La plupart des mesures présentées comme progressistes prises par Joe Biden, apparaissent en réalité déjà comme des subterfuges. La proposition d’un chèque de 1 400 dollars aux citoyens modestes constitue une marche arrière par rapport à la promesse de 2 000 dollars, affichée pendant la campagne. La frange la plus libérale du Parti démocrate pousse également en faveur d’un abaissement du seuil d’éligibilité à 50.000 dollars par an pour bénéficier de cette mesure – ce qui restreindrait le nombre d’Américains bénéficiant de cette mesure par rapport à la présidence Trump.
L’application de la promesse de Joe Biden visant à relever à 15 dollars de l’heure le salaire minimum apparaît tout autant sujette à caution. Si tant est que cette mesure soit approuvée par le Congrès, son application sera étalée dans le temps jusqu’en 2025, sans garantie qu’elle arrive à son terme. Joe Biden lui-même s’est déclaré sceptique quant à la possibilité de l’adoption d’une telle mesure en temps de coronavirus.
Les mesures prises sur les dettes étudiantes et les expulsions de logements ont également de quoi laisser sceptique. Alors que la dette étudiante avoisine les 1,5 trillions de dollars et provoque l’inquiétude des analystes financiers les plus orthodoxes du fait de la bulle qu’elle constitue, Joe Biden se contente de répondre par de quelques mesures palliatives. Il prévoit d’étendre le moratoire sur le paiement des dettes étudiantes édicté par le précédent gouvernement et d’assurer le paiement d’un certain nombre – limité – de créances par le gouvernement fédéral. Quand aux mesures sur les expulsions locatives, Joe Biden se contente d’étendre celles prises par l’administration antérieure.
Il faudrait également mentionner, entre autres sujets qui provoquent l’ire des militants les plus radicaux, les signaux faibles du soutien de Joe Biden à un plan d’assurance maladie bien plus libéral que celui promis lors de la campagne – qui mettrait de côté l’option publique au profit du secteur assurantiel privé.

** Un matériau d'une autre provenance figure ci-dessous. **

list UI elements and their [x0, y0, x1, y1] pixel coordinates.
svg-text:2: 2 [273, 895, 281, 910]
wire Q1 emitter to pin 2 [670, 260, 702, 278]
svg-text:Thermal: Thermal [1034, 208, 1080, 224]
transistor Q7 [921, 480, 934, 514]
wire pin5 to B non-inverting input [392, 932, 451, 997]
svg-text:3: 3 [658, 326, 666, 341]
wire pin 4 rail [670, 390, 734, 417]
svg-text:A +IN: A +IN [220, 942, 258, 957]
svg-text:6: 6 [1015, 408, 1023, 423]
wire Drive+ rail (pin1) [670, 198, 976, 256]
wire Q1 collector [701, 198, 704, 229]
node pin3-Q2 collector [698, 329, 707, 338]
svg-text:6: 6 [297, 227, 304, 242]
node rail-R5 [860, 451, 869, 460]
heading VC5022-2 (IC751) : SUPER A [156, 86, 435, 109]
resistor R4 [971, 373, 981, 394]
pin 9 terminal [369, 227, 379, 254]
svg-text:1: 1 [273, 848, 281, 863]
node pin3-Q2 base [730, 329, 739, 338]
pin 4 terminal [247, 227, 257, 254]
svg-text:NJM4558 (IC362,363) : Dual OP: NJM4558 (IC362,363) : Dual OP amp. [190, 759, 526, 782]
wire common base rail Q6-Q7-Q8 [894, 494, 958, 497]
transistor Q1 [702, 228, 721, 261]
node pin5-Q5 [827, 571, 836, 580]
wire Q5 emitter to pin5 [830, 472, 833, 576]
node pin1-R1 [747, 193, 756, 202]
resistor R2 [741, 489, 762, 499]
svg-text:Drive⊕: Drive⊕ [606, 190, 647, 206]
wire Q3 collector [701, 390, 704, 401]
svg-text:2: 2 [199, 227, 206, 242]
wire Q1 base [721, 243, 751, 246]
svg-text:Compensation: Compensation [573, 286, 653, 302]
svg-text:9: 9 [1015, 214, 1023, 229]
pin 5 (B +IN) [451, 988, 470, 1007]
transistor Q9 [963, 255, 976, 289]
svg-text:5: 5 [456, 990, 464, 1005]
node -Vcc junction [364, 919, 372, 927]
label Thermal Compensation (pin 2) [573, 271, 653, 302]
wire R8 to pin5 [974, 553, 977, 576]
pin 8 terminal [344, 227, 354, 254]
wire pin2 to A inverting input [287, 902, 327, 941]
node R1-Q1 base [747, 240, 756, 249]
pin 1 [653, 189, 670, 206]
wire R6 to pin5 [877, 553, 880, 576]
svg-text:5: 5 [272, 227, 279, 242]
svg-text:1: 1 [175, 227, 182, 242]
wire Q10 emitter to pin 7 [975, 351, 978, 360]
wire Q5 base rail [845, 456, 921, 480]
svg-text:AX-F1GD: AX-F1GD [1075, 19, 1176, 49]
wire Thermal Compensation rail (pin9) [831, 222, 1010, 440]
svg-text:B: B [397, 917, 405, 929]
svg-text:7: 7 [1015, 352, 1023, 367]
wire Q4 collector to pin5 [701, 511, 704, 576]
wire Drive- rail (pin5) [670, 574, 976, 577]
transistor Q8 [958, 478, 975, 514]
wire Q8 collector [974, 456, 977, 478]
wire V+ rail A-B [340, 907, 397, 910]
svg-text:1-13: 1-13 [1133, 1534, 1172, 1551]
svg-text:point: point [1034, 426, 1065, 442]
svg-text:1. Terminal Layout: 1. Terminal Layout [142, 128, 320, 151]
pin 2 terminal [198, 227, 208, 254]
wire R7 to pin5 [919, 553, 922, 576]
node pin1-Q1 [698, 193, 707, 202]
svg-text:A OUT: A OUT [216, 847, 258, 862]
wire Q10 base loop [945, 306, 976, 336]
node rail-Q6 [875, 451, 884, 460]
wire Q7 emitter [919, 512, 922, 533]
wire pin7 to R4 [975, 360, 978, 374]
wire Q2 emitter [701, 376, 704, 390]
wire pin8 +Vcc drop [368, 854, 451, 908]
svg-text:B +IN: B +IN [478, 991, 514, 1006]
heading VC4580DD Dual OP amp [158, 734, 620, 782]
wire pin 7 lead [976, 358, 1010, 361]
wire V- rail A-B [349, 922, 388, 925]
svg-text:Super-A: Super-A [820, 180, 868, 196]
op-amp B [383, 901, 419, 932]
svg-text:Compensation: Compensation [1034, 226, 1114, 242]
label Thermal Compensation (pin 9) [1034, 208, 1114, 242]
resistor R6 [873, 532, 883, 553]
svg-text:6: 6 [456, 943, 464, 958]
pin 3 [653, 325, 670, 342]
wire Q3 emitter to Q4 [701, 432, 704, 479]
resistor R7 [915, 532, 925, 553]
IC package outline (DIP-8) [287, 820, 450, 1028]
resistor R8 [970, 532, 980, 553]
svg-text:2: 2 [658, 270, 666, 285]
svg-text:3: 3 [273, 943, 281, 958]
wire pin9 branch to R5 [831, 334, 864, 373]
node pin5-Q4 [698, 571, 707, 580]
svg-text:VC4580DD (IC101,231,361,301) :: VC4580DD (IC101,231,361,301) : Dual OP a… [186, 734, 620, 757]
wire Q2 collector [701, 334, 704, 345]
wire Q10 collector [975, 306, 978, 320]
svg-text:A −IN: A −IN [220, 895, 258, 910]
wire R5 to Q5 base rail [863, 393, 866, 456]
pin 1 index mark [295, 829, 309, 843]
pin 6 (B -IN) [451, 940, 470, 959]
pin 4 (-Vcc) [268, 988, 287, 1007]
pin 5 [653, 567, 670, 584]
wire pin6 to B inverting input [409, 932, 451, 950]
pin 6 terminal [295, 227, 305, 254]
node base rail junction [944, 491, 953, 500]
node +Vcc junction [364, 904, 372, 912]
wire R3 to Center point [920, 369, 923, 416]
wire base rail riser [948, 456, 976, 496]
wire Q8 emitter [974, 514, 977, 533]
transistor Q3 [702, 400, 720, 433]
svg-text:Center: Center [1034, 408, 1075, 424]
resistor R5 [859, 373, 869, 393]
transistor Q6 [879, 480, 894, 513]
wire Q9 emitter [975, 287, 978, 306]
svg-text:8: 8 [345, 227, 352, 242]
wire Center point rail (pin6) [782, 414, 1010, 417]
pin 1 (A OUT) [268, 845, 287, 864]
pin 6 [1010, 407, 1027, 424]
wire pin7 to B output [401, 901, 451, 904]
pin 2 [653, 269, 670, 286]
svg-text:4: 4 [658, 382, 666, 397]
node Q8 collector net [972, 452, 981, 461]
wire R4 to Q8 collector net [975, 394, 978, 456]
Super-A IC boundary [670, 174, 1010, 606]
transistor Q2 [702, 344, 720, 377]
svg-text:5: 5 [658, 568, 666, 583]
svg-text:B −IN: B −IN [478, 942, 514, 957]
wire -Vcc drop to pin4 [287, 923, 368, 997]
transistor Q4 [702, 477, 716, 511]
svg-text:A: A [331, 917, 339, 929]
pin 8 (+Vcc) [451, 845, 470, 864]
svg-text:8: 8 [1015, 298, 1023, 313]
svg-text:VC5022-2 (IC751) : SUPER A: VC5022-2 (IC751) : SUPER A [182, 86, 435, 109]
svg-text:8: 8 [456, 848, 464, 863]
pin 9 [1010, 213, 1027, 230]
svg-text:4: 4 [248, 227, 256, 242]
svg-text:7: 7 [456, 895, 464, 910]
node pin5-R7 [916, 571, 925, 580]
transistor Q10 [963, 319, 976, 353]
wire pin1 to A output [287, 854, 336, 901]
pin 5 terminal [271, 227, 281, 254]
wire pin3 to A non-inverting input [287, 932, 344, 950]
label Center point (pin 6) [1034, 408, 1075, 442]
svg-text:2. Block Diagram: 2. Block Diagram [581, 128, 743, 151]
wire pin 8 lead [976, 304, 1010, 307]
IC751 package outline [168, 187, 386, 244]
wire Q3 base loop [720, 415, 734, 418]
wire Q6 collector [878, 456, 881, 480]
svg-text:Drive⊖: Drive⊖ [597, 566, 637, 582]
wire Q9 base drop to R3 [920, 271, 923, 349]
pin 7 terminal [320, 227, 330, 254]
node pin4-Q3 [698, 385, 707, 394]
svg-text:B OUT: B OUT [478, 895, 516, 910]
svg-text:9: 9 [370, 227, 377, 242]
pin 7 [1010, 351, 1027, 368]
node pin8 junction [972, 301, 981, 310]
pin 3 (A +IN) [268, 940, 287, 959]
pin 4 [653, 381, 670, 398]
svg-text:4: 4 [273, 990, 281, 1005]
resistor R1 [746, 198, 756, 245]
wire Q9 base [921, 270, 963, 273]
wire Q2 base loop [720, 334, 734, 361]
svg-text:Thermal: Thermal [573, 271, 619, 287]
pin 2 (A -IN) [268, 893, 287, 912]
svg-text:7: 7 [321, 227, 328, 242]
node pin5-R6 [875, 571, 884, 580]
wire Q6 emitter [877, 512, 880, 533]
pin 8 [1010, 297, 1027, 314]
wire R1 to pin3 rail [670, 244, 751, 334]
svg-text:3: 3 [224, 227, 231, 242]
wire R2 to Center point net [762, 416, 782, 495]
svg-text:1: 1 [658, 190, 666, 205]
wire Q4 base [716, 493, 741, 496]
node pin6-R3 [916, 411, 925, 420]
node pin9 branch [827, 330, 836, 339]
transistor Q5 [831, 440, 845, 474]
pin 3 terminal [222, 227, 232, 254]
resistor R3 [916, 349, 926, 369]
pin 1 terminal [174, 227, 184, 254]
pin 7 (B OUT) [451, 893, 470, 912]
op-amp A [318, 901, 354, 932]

Présentées comme progressistes voire révolutionnaires par la presse, les mesures prises par Joe Biden depuis son investiture dans le domaine socio-économique n’érodent donc aucunement le statu quo néolibéral. Relevant souvent du symbole, se contentant parfois de prolonger les directives de l’administration antérieure, elles s’apparentent à des mesures conjoncturelles prises en temps de crise et visant à sauver un système économique sans en questionner les fondements.
Bernie Sanders devra donc continuer à faire le pont entre les deux franges démocrates. La tâche s’annonce compliquée pour lui avec d’un côté la pression à exercer sur l’establishment et de l’autre, la modération à imposer aux élus les plus radicaux. Une chose est sûre, plus que jamais, Bernie Sanders est devenu un rouage essentiel du Parti démocrate. La question de savoir si cette stratégie finira par accoucher de quelques résultats reste ouverte.